A spokeswoman for Mr. Rajoelina pushed back, saying that the same rules and institutions overseeing previous elections in which Mr. Rajoelina did not prevail applied in this contest.

“There are no tensions or political crises in Madagascar, just politicians who are candidates but don’t want to go to the polls, and who are doing everything they can to create unrest,” the spokeswoman, Lalatiana Rakotondrazafy, wrote in a text message.

“Constitutional order must be respected, and voters must be allowed to do their civic duty calmly,” she added.

Mr. Rajoelina, a former disc jockey, ruled a transitional government after staging the coup in 2009, but did not retain power in the 2013 election. He regained power in the most recent election, in 2018.

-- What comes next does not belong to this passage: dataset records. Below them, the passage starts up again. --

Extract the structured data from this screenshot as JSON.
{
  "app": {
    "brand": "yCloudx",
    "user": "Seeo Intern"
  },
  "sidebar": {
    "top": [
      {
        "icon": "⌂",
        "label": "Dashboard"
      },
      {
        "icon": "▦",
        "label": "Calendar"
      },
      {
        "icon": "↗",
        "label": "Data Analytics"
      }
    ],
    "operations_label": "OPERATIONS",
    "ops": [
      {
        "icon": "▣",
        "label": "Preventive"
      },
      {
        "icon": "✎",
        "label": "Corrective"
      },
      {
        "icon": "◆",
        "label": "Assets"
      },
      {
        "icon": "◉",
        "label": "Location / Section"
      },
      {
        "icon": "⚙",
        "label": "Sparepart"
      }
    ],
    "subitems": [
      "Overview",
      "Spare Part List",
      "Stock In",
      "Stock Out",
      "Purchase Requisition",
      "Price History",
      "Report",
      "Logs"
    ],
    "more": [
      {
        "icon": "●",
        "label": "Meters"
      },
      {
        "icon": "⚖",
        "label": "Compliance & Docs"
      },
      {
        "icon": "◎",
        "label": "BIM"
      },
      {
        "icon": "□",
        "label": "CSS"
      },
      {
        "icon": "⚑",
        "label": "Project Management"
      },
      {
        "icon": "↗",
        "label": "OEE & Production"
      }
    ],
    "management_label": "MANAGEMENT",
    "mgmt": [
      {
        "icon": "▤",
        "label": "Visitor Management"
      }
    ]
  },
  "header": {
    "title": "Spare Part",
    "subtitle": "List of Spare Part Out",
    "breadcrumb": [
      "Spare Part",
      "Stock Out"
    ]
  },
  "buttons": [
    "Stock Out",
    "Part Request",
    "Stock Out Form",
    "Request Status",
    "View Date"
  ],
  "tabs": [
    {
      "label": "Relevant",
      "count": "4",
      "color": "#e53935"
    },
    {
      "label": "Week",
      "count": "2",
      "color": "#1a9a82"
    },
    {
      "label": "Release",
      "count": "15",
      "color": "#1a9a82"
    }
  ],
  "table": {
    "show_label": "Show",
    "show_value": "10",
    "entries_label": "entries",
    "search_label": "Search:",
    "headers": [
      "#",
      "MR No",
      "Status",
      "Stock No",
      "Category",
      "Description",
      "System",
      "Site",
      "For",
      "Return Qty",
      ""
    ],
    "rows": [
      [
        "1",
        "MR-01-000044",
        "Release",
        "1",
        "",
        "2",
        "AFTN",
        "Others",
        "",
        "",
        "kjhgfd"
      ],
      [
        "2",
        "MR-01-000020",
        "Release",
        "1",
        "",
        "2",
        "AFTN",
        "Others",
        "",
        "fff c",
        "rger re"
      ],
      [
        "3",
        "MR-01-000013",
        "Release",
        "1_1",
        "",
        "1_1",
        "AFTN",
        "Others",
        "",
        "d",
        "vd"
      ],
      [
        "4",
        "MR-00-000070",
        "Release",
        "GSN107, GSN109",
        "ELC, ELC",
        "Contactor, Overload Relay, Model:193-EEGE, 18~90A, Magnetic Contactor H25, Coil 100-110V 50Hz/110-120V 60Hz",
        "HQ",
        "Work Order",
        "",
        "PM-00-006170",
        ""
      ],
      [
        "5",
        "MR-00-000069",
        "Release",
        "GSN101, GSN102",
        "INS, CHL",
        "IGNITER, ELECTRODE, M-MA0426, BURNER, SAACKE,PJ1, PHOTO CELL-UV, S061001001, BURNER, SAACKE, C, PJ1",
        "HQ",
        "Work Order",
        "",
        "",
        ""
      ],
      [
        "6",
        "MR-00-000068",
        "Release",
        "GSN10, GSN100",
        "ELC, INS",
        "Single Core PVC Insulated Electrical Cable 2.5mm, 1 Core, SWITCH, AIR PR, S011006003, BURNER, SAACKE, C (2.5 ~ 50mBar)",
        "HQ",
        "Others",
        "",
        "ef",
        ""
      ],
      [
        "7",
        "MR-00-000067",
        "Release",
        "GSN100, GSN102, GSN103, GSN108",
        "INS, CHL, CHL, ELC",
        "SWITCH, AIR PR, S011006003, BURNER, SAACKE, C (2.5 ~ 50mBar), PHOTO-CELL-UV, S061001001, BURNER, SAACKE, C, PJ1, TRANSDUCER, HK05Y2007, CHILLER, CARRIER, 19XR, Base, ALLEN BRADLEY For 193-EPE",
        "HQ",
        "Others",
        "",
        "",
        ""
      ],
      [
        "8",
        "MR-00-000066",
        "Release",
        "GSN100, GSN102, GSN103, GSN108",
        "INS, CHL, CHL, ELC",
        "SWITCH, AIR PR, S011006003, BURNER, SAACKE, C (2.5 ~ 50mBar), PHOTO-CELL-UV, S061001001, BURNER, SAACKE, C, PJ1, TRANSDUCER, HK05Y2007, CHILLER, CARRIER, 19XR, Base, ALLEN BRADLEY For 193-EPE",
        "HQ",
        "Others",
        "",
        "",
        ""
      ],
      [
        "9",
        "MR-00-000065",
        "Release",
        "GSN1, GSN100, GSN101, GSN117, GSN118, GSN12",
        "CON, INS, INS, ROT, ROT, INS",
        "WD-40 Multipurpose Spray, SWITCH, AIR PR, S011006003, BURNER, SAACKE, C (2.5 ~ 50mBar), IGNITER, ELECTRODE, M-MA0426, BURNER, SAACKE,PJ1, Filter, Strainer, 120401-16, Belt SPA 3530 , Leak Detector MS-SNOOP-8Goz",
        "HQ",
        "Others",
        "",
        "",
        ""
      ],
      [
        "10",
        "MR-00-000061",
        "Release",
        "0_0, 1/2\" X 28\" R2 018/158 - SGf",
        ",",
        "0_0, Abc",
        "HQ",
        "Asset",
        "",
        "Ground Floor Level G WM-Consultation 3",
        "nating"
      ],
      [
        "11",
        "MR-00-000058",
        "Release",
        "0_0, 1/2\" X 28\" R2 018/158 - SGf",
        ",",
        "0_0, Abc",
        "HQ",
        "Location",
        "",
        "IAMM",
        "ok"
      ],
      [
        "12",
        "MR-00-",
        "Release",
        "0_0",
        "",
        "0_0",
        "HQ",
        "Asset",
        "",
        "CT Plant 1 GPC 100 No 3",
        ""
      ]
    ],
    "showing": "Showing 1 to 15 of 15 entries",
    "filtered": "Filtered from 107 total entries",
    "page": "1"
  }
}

Since the country’s independence from France in 1960, only the past two elections — in 2013 and 2018 — are considered to have had peaceful handovers of power. And even in those contests, there were disputes and challenges over who could run, and the results.

The violence this year pales in comparison to what happened during the 2009 coup, when protesters burned buildings and many people died, said Ms. Ratsimamanga, the Red Cross spokeswoman. This year, the political opponents of Mr. Rajoelina have staged rallies attended by thousands of people who have been largely peaceful, she said, but they have often been met by a hostile military response.

“Honestly, I think it’s quite exaggerated,” she said of the military’s response, “because on the other side they don’t really have any arms.”

In a statement released last month, the U.N. said it was “concerned by the deteriorating human rights situation in Madagascar,” adding that “security forces used unnecessary and disproportionate force to disperse four peaceful protests in two weeks.”

A few days later, a coalition of embassies, including the European Union, the United States and Japan, issued a joint statement supporting the U.N.’s position, urging “everyone to exercise the utmost restraint.” The United States gave $400,000 to Madagascar’s election commission this year to promote education and awareness around the election.

At least one opposition candidate who believes that Mr. Rajoelina is unfairly attempting to tilt the election in his favor is pushing ahead with his campaign to defeat him.

Siteny Randrianasoloniaiko, a former judo champion who is now running for the presidency, said boycotting the election was risky because it could allow Mr. Rajoelina to be unopposed for re-election. He is encouraging his supporters to vote, saying that if they discover any discrepancies in the electoral process, he and his team will challenge the outcome.

“Let’s see,” he said in an interview. “Let’s wait and see.”